Overbiffing is just one example of conduct challenged in the complaint. The FTC and the AG say that when the defendants’ reps call consumers, they often don’t reveal they’re debt collectors and instead claim to be affiliated with the County Sheriff’s Office or a process server. They threaten that consumers are about to be arrested, sued, or served with legal papers unless they cough up money immediately. To keep the pressure on, the callers suggest that people can avoid arrest by speaking with someone they’re told is an attorney. Who is it really? Another one of the defendants’ debt collectors.

How persuasive is the pitch? Very, according to the FTC and the AG. For example, one consumer got a call from someone who said they work for the sheriff’s office in her Florida county. The caller claimed to be coming to her house to pick her up on a warrant for “ACH fraud, defaulting on a loan, and grand larceny.” When the frightened consumer asked how she could prevent the arrest, the person from the “sheriff’s office” referred her to one of those “attorneys,” who got her to authorize a debit card payment over the phone.

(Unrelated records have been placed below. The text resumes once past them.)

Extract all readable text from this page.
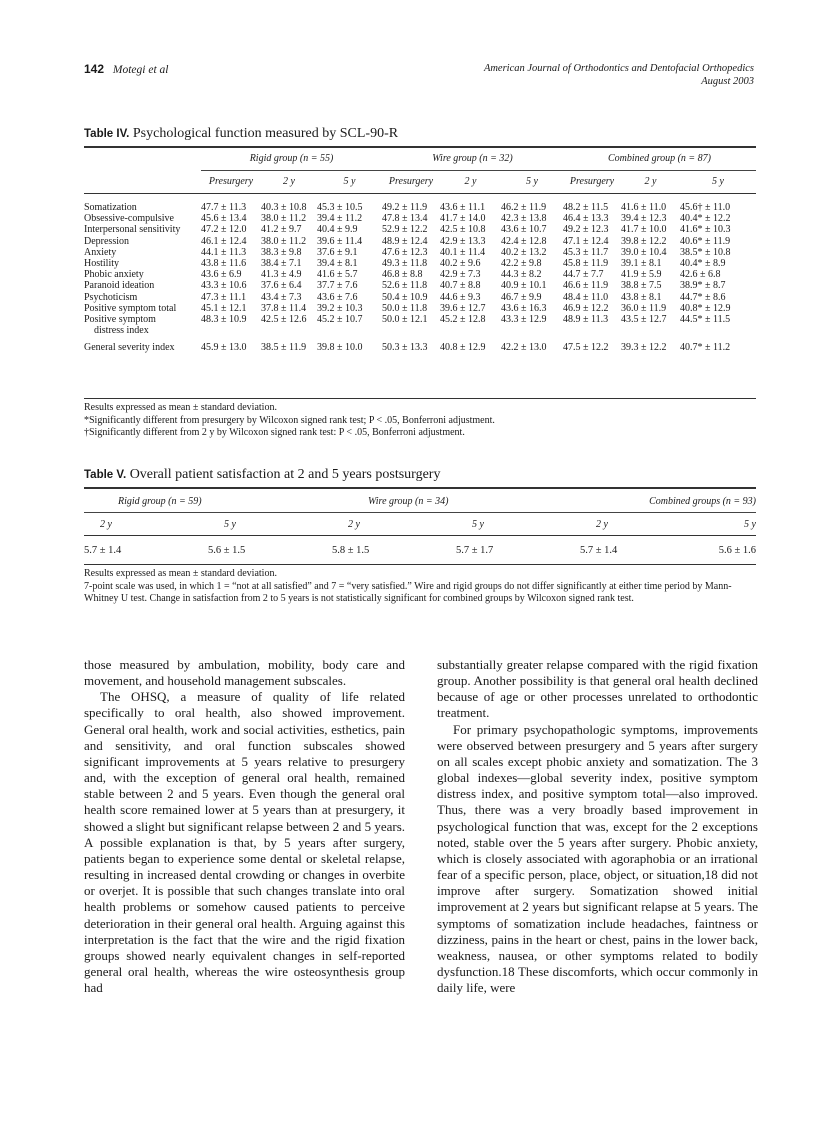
142 Motegi et al	American Journal of Orthodontics and Dentofacial Orthopedics
August 2003
Table IV. Psychological function measured by SCL-90-R
	Rigid group (n = 55)			Wire group (n = 32)			Combined group (n = 87)		
	Presurgery	2 y	5 y	Presurgery	2 y	5 y	Presurgery	2 y	5 y

Somatization	47.7 ± 11.3	40.3 ± 10.8	45.3 ± 10.5	49.2 ± 11.9	43.6 ± 11.1	46.2 ± 11.9	48.2 ± 11.5	41.6 ± 11.0	45.6† ± 11.0

Obsessive-compulsive	45.6 ± 13.4	38.0 ± 11.2	39.4 ± 11.2	47.8 ± 13.4	41.7 ± 14.0	42.3 ± 13.8	46.4 ± 13.3	39.4 ± 12.3	40.4* ± 12.2

Interpersonal sensitivity	47.2 ± 12.0	41.2 ± 9.7	40.4 ± 9.9	52.9 ± 12.2	42.5 ± 10.8	43.6 ± 10.7	49.2 ± 12.3	41.7 ± 10.0	41.6* ± 10.3

Depression	46.1 ± 12.4	38.0 ± 11.2	39.6 ± 11.4	48.9 ± 12.4	42.9 ± 13.3	42.4 ± 12.8	47.1 ± 12.4	39.8 ± 12.2	40.6* ± 11.9

Anxiety	44.1 ± 11.3	38.3 ± 9.8	37.6 ± 9.1	47.6 ± 12.3	40.1 ± 11.4	40.2 ± 13.2	45.3 ± 11.7	39.0 ± 10.4	38.5* ± 10.8

Hostility	43.8 ± 11.6	38.4 ± 7.1	39.4 ± 8.1	49.3 ± 11.8	40.2 ± 9.6	42.2 ± 9.8	45.8 ± 11.9	39.1 ± 8.1	40.4* ± 8.9

Phobic anxiety	43.6 ± 6.9	41.3 ± 4.9	41.6 ± 5.7	46.8 ± 8.8	42.9 ± 7.3	44.3 ± 8.2	44.7 ± 7.7	41.9 ± 5.9	42.6 ± 6.8

Paranoid ideation	43.3 ± 10.6	37.6 ± 6.4	37.7 ± 7.6	52.6 ± 11.8	40.7 ± 8.8	40.9 ± 10.1	46.6 ± 11.9	38.8 ± 7.5	38.9* ± 8.7

Psychoticism	47.3 ± 11.1	43.4 ± 7.3	43.6 ± 7.6	50.4 ± 10.9	44.6 ± 9.3	46.7 ± 9.9	48.4 ± 11.0	43.8 ± 8.1	44.7* ± 8.6

Positive symptom total	45.1 ± 12.1	37.8 ± 11.4	39.2 ± 10.3	50.0 ± 11.8	39.6 ± 12.7	43.6 ± 16.3	46.9 ± 12.2	36.0 ± 11.9	40.8* ± 12.9

Positive symptom
distress index	48.3 ± 10.9	42.5 ± 12.6	45.2 ± 10.7	50.0 ± 12.1	45.2 ± 12.8	43.3 ± 12.9	48.9 ± 11.3	43.5 ± 12.7	44.5* ± 11.5

General severity index	45.9 ± 13.0	38.5 ± 11.9	39.8 ± 10.0	50.3 ± 13.3	40.8 ± 12.9	42.2 ± 13.0	47.5 ± 12.2	39.3 ± 12.2	40.7* ± 11.2
Results expressed as mean ± standard deviation.
*Significantly different from presurgery by Wilcoxon signed rank test; P < .05, Bonferroni adjustment.
†Significantly different from 2 y by Wilcoxon signed rank test: P < .05, Bonferroni adjustment.
Table V. Overall patient satisfaction at 2 and 5 years postsurgery
Rigid group (n = 59)		Wire group (n = 34)		Combined groups (n = 93)	
2 y	5 y	2 y	5 y	2 y	5 y
5.7 ± 1.4	5.6 ± 1.5	5.8 ± 1.5	5.7 ± 1.7	5.7 ± 1.4	5.6 ± 1.6
Results expressed as mean ± standard deviation.
7-point scale was used, in which 1 = “not at all satisfied” and 7 = “very satisfied.” Wire and rigid groups do not differ significantly at either time period by Mann-Whitney U test. Change in satisfaction from 2 to 5 years is not statistically significant for combined groups by Wilcoxon signed rank test.

those measured by ambulation, mobility, body care and movement, and household management subscales.

The OHSQ, a measure of quality of life related specifically to oral health, also showed improvement. General oral health, work and social activities, esthetics, pain and sensitivity, and oral function subscales showed significant improvements at 5 years relative to presurgery and, with the exception of general oral health, remained stable between 2 and 5 years. Even though the general oral health score remained lower at 5 years than at presurgery, it showed a slight but significant relapse between 2 and 5 years. A possible explanation is that, by 5 years after surgery, patients began to experience some dental or skeletal relapse, resulting in increased dental crowding or changes in overbite or overjet. It is possible that such changes translate into oral health problems or somehow caused patients to perceive deterioration in their general oral health. Arguing against this interpretation is the fact that the wire and the rigid fixation groups showed nearly equivalent changes in self-reported general oral health, whereas the wire osteosynthesis group had

substantially greater relapse compared with the rigid fixation group. Another possibility is that general oral health declined because of age or other processes unrelated to orthodontic treatment.

For primary psychopathologic symptoms, improvements were observed between presurgery and 5 years after surgery on all scales except phobic anxiety and somatization. The 3 global indexes—global severity index, positive symptom distress index, and positive symptom total—also improved. Thus, there was a very broadly based improvement in psychological function that was, except for the 2 exceptions noted, stable over the 5 years after surgery. Phobic anxiety, which is closely associated with agoraphobia or an irrational fear of a specific person, place, object, or situation,18 did not improve after surgery. Somatization showed initial improvement at 2 years but significant relapse at 5 years. The symptoms of somatization include headaches, faintness or dizziness, pains in the heart or chest, pains in the lower back, weakness, nausea, or other symptoms related to bodily dysfunction.18 These discomforts, which occur commonly in daily life, were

Despite express prohibitions in the Fair Debt Collection Practices Act, the lawsuit alleges the defendants often call consumers’ employers and family members about purported debts. Then there’s the abusive language. According to the complaint, one of the defendants’ debt collectors told the father-in-law of a consumer from Pennsylvania that he was a “dumb-a** coal miner.” Another collector referred to a women as “the dumbest son of a bitch that I know.” And according to the lawsuit, watch out for flying f-bombs when the defendants’ collectors unleash their fury.

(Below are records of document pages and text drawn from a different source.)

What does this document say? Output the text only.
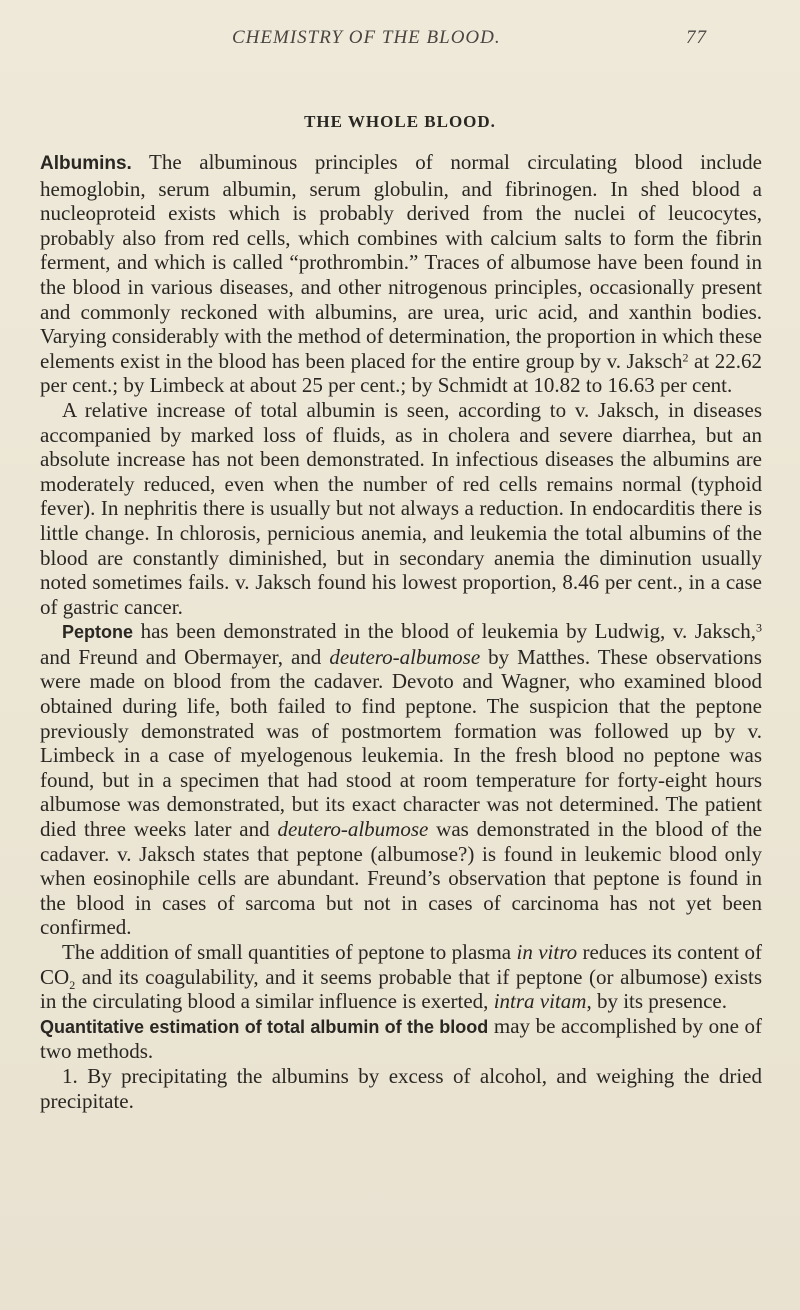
CHEMISTRY OF THE BLOOD.	77
THE WHOLE BLOOD.

Albumins. The albuminous principles of normal circulating blood include hemoglobin, serum albumin, serum globulin, and fibrinogen. In shed blood a nucleoproteid exists which is probably derived from the nuclei of leucocytes, probably also from red cells, which combines with calcium salts to form the fibrin ferment, and which is called “prothrombin.” Traces of albumose have been found in the blood in various diseases, and other nitrogenous principles, occasionally present and commonly reckoned with albumins, are urea, uric acid, and xanthin bodies. Varying considerably with the method of determination, the proportion in which these elements exist in the blood has been placed for the entire group by v. Jaksch$^2$ at 22.62 per cent.; by Limbeck at about 25 per cent.; by Schmidt at 10.82 to 16.63 per cent.

A relative increase of total albumin is seen, according to v. Jaksch, in diseases accompanied by marked loss of fluids, as in cholera and severe diarrhea, but an absolute increase has not been demonstrated. In infectious diseases the albumins are moderately reduced, even when the number of red cells remains normal (typhoid fever). In nephritis there is usually but not always a reduction. In endocarditis there is little change. In chlorosis, pernicious anemia, and leukemia the total albumins of the blood are constantly diminished, but in secondary anemia the diminution usually noted sometimes fails. v. Jaksch found his lowest proportion, 8.46 per cent., in a case of gastric cancer.

Peptone has been demonstrated in the blood of leukemia by Ludwig, v. Jaksch,$^3$ and Freund and Obermayer, and deutero-albumose by Matthes. These observations were made on blood from the cadaver. Devoto and Wagner, who examined blood obtained during life, both failed to find peptone. The suspicion that the peptone previously demonstrated was of postmortem formation was followed up by v. Limbeck in a case of myelogenous leukemia. In the fresh blood no peptone was found, but in a specimen that had stood at room temperature for forty-eight hours albumose was demonstrated, but its exact character was not determined. The patient died three weeks later and deutero-albumose was demonstrated in the blood of the cadaver. v. Jaksch states that peptone (albumose?) is found in leukemic blood only when eosinophile cells are abundant. Freund’s observation that peptone is found in the blood in cases of sarcoma but not in cases of carcinoma has not yet been confirmed.

The addition of small quantities of peptone to plasma in vitro reduces its content of $CO_2$ and its coagulability, and it seems probable that if peptone (or albumose) exists in the circulating blood a similar influence is exerted, intra vitam, by its presence.

Quantitative estimation of total albumin of the blood may be accomplished by one of two methods.

1. By precipitating the albumins by excess of alcohol, and weighing the dried precipitate.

The lawsuit names Heidenreich (who also goes by “Bobby Rich”), Campbell Capital LLC; Kahl, Heidenreich, and Nemmer LLC; Urban, Heidenreich, Melendez, and Associates, LLC; J & V Receivables LLC; Rich Financial LLC; and BCH & Associates Ltd. The complaint charges multiple violations of the FDCPA, the FTC Act, and New York state law – including a specific count alleging that overbiffing is an illegal practice.

At the request of the FTC and the AG, a federal judge in Buffalo has entered a temporary restraining order and frozen the defendants’ assets.

 

Puerto Rico
November 01, 2018
Please include also Navient a student loan collector. They want monthly payments higher than student monthly income.
Michael Sichenzia
November 01, 2018
The debt industry wonders why their reputation is so abominable! Frankly, I think the FTC and the state AG should commence with a civil RICO complaint against this group. I think such a case could be made and WON. That would send a strong message to the industry to get its collective act together...and FAST!
William
November 02, 2018
Fantastic FTC. Really protecting the american public.
HAJIME NARITA
June 05, 2020

In reply to by William

Pro Se Processing completed Thanks
Hajime Narita
November 02, 2018
De Minimis Non-Curat Lex Thanks
gary s tucker
November 06, 2018
if i were to tell someone to give me their money, which is not owed to me, or else I'll make their life miserable, or have them falsely prosecuted for a crime, i would not be sued by the state - i would be arrested and charged with theft by extortion, a class b felony. and rightly convicted and incarcerated. So why do "debt collectors" get a pass for criminal acts, even when they have clearly gone beyond collecting a debt, and are openly coercing money that they know is not owed? How does someone get to join the class of citizen that can commit felonious acts, but only face civil penalties? And when, and how, did we abandon the equal protection clause, without first repealing it?